The catalytic reaction of diisocyanates with diepoxides leads to linear oligo- or polyoxazolidinones. In order for them to melt at elevated temperatures and to be useful as thermoplastics, the chemical conversion should have a high selectivity to the oxazolidinone.
With respect to catalysts, these are generally known for the reaction of isocyanates with epoxides. For example, the publication of H.-Y. Wu, J.-C. Ding and Y.-K. Liu, J. Indian Chem. Soc., 80, 36 (2003) discusses SmI3 as a catalyst. However, this reaction is run with 10 mol-% of catalyst. The publication of M. Fujiwara, A. Baba, Y. Tomohisa and Haruo Matsuda, Chem. Lett. 1963-1966 (1986) describes a catalyst system of Ph4SbI-Bu3SnI. The use of organotin compounds is disadvantageous due to their toxicity. Furthermore, the catalyst concentration of 5 mol-% is rather high. As the catalyst would remain in a final polymer product, using only low amounts of catalyst is the preferred path.
U.S. Pat.

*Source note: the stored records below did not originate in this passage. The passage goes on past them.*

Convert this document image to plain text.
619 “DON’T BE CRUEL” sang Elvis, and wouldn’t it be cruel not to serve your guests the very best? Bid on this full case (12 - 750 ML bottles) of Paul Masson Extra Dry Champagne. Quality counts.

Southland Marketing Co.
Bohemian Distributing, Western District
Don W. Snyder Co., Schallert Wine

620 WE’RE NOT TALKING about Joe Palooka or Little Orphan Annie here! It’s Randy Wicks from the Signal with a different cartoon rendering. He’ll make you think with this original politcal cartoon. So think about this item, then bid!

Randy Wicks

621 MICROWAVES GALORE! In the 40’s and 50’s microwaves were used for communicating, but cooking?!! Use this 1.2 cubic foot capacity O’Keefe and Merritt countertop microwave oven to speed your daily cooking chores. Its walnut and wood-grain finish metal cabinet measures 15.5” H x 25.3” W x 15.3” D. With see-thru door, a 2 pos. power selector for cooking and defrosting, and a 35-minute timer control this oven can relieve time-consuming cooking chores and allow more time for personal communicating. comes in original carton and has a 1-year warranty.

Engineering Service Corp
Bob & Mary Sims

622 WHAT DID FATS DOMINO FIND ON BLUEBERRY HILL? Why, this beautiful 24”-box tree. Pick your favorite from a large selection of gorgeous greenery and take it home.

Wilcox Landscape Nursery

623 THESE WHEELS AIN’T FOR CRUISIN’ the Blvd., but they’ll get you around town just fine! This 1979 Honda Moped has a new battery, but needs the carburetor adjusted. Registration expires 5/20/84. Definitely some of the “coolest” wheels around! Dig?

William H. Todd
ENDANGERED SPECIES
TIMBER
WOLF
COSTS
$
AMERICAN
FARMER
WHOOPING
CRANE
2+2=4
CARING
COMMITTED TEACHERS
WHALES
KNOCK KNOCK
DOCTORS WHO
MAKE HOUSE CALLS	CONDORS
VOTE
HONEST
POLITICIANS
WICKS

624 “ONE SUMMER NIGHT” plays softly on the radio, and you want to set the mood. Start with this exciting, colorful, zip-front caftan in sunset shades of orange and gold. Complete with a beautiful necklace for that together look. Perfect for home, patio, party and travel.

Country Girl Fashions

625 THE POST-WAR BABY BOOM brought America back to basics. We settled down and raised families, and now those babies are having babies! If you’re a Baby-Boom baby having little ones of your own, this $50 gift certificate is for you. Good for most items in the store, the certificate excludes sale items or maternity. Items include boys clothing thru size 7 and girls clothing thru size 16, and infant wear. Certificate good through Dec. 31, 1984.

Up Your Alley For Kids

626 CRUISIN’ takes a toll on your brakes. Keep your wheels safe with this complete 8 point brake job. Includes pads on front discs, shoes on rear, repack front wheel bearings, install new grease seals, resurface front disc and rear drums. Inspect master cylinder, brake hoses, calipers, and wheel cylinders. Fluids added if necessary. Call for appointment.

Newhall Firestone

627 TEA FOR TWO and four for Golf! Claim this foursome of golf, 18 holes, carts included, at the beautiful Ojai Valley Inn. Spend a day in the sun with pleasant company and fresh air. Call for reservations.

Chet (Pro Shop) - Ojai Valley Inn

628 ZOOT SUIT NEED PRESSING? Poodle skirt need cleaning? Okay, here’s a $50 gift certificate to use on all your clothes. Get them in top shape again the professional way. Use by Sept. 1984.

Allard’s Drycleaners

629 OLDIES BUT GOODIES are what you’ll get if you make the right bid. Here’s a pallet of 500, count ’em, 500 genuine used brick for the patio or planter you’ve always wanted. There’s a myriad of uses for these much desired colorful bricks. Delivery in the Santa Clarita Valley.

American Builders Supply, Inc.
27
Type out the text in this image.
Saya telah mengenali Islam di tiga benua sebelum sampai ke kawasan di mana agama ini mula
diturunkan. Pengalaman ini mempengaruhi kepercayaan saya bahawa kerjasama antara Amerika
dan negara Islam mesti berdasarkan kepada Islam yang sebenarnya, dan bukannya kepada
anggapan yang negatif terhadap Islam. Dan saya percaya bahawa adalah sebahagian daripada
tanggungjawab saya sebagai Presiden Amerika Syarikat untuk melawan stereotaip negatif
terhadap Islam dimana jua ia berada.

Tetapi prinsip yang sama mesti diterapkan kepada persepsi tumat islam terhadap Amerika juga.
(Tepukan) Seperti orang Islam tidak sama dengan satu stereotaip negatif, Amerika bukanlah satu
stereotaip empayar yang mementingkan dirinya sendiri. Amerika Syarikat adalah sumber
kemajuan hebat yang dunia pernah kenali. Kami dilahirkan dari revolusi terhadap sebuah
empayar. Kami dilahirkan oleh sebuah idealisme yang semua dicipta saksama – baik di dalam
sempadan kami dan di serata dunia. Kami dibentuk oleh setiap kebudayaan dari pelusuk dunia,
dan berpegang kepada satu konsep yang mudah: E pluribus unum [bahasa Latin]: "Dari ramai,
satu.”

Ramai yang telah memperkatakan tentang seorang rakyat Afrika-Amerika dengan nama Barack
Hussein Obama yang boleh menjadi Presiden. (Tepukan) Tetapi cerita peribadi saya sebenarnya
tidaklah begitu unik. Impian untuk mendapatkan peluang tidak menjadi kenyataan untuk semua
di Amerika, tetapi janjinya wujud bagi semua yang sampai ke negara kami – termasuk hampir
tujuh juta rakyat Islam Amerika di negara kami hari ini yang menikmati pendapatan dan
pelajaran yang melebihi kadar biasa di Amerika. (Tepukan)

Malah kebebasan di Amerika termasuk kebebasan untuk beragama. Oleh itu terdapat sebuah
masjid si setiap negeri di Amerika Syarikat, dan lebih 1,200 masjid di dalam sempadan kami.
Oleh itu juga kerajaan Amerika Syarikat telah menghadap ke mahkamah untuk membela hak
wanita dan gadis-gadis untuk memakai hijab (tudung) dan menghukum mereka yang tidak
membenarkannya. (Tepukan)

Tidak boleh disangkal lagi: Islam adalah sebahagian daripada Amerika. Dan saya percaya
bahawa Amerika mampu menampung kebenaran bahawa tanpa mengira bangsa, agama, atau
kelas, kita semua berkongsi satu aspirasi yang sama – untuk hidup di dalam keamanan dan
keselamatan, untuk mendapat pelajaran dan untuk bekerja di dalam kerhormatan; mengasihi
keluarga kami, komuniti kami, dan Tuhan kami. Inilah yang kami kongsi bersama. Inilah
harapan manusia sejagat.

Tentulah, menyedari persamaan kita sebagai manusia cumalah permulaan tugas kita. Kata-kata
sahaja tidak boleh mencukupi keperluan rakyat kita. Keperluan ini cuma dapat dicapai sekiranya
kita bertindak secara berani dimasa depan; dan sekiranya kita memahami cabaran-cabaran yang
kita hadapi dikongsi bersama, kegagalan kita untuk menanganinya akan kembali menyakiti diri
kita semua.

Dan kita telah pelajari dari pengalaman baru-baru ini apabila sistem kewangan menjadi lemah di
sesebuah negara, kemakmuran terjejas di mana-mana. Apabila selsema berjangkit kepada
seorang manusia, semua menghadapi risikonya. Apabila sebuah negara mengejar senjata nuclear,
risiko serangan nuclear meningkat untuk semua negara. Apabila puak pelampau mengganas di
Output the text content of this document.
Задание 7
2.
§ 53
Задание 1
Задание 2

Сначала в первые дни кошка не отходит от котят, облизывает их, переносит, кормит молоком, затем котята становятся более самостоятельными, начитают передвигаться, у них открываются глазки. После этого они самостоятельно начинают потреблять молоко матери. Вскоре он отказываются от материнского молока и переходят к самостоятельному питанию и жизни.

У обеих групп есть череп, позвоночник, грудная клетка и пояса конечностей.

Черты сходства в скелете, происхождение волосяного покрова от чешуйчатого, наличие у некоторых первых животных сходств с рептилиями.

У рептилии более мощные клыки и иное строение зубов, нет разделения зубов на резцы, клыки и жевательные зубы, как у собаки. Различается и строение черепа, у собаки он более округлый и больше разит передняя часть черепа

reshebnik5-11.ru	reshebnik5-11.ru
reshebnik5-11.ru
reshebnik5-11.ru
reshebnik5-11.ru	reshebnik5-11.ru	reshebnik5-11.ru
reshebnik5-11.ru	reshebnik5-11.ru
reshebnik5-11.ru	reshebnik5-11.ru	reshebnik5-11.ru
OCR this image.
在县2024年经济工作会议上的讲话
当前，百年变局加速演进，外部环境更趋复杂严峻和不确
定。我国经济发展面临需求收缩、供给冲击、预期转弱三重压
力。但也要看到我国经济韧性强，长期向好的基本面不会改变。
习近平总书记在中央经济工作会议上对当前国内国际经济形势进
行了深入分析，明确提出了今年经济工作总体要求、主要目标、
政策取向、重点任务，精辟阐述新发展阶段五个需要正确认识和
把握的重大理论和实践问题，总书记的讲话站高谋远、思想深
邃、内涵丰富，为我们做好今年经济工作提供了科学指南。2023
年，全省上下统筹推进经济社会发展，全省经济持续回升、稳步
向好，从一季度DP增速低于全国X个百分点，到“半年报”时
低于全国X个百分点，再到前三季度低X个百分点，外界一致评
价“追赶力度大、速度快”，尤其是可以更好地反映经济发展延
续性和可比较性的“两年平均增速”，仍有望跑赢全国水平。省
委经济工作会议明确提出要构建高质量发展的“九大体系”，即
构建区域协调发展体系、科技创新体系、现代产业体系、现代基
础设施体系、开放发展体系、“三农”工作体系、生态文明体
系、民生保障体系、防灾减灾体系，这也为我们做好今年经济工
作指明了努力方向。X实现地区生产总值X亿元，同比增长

No. 3,471,442 is directed towards the preparation of thermoplastic polymers by heating a solution of a diepoxide monomer dissolved in an inert organic solvent at a temperature of at least 115° C., said solvent containing a catalytic quantity of an alkali metal alkoxide. An aromatic diisocyanate is added to the aforementioned solution in small increments over a period of about one hour and heating is continued after the incremental addition of the diisocyanate has been completed until the reaction between the diepoxide and the diisocyanate is substantially completed. Thereafter, the polymeric material is separated from the solvent.
WO 86/06734 discloses a method for producing a polyoxazolidinone compound from an epoxide and an isocyanate. The reaction can be run batch-wise or continuously. However, there is no disclosure in WO 86/06734 to add the isocyanate compound to the epoxide compound continuously or step-wise.
US 2010/227090 discloses a method for producing a polyoxazolidinone from an epoxide and an isocyanate. The reaction is catalysed by 2-phenyl imidazole. There is no disclosure to use Lewis acids as catalysts.
U.S. Pat. No. 3,020,262 discloses a method for producing 2-oxazolidinones from epoxides and isocyanates in the presence of trialkylamines, alkali metal halides and ammonium halides.
It would be desirable to identify reaction conditions, which lead to oxazolidinones and polyoxazolidinones with a higher selectivity, which employ less catalyst and which avoid the use of toxic (co-)catalysts. In accordance with a lower catalyst loading and a higher selectivity, it would also be desirable to have access to oligomeric or polymeric oxazolidinone compounds with a reduced discoloration.